1. sensor suara, memotret objek yang bersuara keras seperti : lampu pecah, balon meledak, pukulan bola tenis, golf, peluru pistol, dsb.

Pada percobaan ini saya menggunakan Table top dengan akrilik, kaca gelap yang dibawahnya dilapisi karton hitam, 1 lampu kilat (power 1/32) yang diletakkan di belakang akrilik, kain hitam di kiri, kanan, belakang dan atas table top. Dilakukan tes pendahuluan berupa pencahayaan dengan lampu mati dan pencahayaan dengan lampu dinyalakan, dari sini didapatkan nilai diafragma dan jarak lampu kilat ke akrilik (karena kita tidak bisa seenak mengatur diafragma dan power lampu kilat, selain itu untuk menghasilkan efek vinyet pada foto).

Seting Pemotretan

Tes Pencahayaan

2. Sensor cahaya (dark triger), prinsip dari sensor ini adalah jika ada benda melewati optocopler (pasangan antara LED infra merah dan Photo transistor) maka sinar LED akan terhalang benda sehingga Photo transistor tidak mendapat cahaya (kondisi gelap) maka sensor akan mentriger lampu. Jadi kita bisa memotret : tetesan air, jatuhnya benda, gerak dawai/senar/karet bergetar, memotret binatang kecil (lebah, burung kolibri dll), jika jarak antara LED dan photo transistor sangat lebar maka diperlukan sistem pemfokusan cahaya atau menggunakan sinar laser (yang banyak dijual sebagai mainan anak)

Pada percobaan ini saya menggunakan Table top dengan akrilik, kaca gelap yang dibawahnya dilapisi karton hitam, 1 lampu kilat (power 1/16) yang diletakkan di belakang akrilik, kain hitam di kiri, kanan, belakang dan atas table top. Sebelumnya dilakukan percobaan dengan menjatuhkan uang dari atas sensor lalu memutar variable resistor juga ketinggian sensor untuk mendapatkan efek jatuh yang diinginkan, selain itu juga didapatkan letak (juga jarak) lampu kilat yang tepat untuk menghasilkan efek pencahayaan yang diinginkan.

Seting Pemotretan




Tes Pencahayaan dan letak jatuh

3. Sensor kontak, Kita bisa memotert pantulan Bola, binatang, pukulan bola di raket dll. (percobaan akan saya lakukan dalam waktu dekat)

Kunci dari keberhasilan pemotretan adalah :

  1. Mengatur delay timer agar kita bisa mendapat moment yang tepat, ini memerlukan percobaan berkali-kali, catat setiap perubahan setingan delay timer dan jarak sensor ke POI kita.
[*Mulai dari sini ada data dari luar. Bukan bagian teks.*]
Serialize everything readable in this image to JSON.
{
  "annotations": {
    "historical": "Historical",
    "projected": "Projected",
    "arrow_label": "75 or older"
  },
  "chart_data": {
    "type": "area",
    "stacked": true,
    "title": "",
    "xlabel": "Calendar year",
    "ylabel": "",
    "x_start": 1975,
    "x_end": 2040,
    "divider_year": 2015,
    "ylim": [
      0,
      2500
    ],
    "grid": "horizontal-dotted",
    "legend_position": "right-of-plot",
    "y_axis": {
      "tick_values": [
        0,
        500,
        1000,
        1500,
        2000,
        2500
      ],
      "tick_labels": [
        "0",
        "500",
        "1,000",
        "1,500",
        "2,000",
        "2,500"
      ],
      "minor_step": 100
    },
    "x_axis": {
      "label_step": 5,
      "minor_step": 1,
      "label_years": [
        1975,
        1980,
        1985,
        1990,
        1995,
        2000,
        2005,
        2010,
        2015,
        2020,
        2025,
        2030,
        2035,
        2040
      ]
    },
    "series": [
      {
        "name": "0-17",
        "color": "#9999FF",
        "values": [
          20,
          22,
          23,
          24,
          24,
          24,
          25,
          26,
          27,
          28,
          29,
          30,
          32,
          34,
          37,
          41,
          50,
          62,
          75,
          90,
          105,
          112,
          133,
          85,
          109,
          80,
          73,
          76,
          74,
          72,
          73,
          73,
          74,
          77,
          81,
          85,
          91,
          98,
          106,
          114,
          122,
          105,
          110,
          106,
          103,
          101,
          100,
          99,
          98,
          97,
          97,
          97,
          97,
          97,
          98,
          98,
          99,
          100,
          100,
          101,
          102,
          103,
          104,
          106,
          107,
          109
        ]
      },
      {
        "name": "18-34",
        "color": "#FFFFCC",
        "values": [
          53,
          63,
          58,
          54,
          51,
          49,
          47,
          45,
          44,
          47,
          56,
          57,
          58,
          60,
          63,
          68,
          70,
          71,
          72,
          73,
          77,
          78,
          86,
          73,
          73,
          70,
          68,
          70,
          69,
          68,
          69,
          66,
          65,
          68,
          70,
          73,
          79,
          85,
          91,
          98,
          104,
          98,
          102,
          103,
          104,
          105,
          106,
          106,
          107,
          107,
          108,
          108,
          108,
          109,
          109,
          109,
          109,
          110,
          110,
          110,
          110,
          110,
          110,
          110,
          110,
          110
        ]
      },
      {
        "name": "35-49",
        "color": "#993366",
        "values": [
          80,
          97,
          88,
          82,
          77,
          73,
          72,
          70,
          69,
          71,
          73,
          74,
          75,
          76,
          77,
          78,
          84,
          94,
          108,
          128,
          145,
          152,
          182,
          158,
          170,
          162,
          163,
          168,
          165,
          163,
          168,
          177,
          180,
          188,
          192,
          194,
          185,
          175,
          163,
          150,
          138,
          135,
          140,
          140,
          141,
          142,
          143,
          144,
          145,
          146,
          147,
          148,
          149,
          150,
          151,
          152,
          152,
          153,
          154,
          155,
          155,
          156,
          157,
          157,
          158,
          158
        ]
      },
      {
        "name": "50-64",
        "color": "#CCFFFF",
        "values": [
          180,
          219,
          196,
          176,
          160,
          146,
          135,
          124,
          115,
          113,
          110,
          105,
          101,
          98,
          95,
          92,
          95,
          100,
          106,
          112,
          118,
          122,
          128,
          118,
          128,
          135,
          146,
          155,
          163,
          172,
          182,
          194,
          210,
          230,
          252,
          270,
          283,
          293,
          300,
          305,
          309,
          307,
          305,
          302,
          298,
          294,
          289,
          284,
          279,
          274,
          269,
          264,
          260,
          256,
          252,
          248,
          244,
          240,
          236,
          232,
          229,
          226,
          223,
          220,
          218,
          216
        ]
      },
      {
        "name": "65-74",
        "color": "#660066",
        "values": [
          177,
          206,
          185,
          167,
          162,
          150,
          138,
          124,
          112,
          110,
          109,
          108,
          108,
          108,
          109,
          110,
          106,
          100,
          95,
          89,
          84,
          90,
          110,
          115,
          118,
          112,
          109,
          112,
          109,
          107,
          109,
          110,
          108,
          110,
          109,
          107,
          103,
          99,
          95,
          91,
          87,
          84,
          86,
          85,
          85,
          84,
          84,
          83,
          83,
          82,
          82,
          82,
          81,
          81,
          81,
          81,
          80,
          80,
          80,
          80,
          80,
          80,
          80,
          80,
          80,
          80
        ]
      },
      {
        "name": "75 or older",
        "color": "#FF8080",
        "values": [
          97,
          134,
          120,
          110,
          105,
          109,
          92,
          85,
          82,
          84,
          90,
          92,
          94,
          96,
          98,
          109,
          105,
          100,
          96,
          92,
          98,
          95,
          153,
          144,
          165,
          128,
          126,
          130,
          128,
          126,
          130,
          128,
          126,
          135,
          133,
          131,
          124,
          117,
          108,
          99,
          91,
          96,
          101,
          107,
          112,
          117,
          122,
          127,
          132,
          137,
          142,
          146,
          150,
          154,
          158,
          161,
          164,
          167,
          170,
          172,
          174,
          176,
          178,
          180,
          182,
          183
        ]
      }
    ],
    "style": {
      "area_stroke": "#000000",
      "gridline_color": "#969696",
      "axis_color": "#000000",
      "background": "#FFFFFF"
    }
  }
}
  2. Pencahayaan, ini karena kita hanya mempunyai 1 lampu yang ber GN kecil. Bisa juga kita mengunakan 2 lampu, asal bermerek dan tipe sama dan lampu kita hubungkan ke trigger yang sama, jangan menggunakan sistem slave unit, karena slave unit akam menyebabkan waktu nyala yang berbeda (walaupun hanya berkisar mili detik, tapi pada HPS ini ditabukan.

  3. Jika kita memakai satu lampu usahakan lampu dekat dengan objek, jika objeknya cukup besar maka kita harus memakai pembaur (soft box kecil) agar kontras dan bayangan objek terjaga. Lalu gunakan refektor yang nilai reflektifnya tinggi (bisa kertas alumunium atau bahkan cermin).

  4. Jika kita punya DSLR, akan lebih membantu lagi, karena kita bisa pasang di ISO 200 atau 400, jadi keterbatasan GN kecil bisa direduksi, dan kita bisa menggunakan diafragma yang cukup kecil bukaannya, untuk mendapatkan DOF yang rentangnya lebar.

  5. Karena kita akan menggunakan kecepatan B, atau beberapa detik (2-4 detik), maka ruangan harus cukup gelap (tidak harus gelap total), dan ini menimbulkan kesulitan lain, seperti pengaturan gerakan kita, gunakan senter kecil untuk mempermudah percobaan kita.

  6. Gunakan Alat Bantu agar percobaan berhasil, seperti tripot, isolasi , kain hitam dll, agar tidak terlalu pusing dalam melakukan percobaan.

  7. Dan terakhir.., banyak-banyak bermimpi dan berkhayal mau bikin eksperimen apa yang belum pernah dicoba.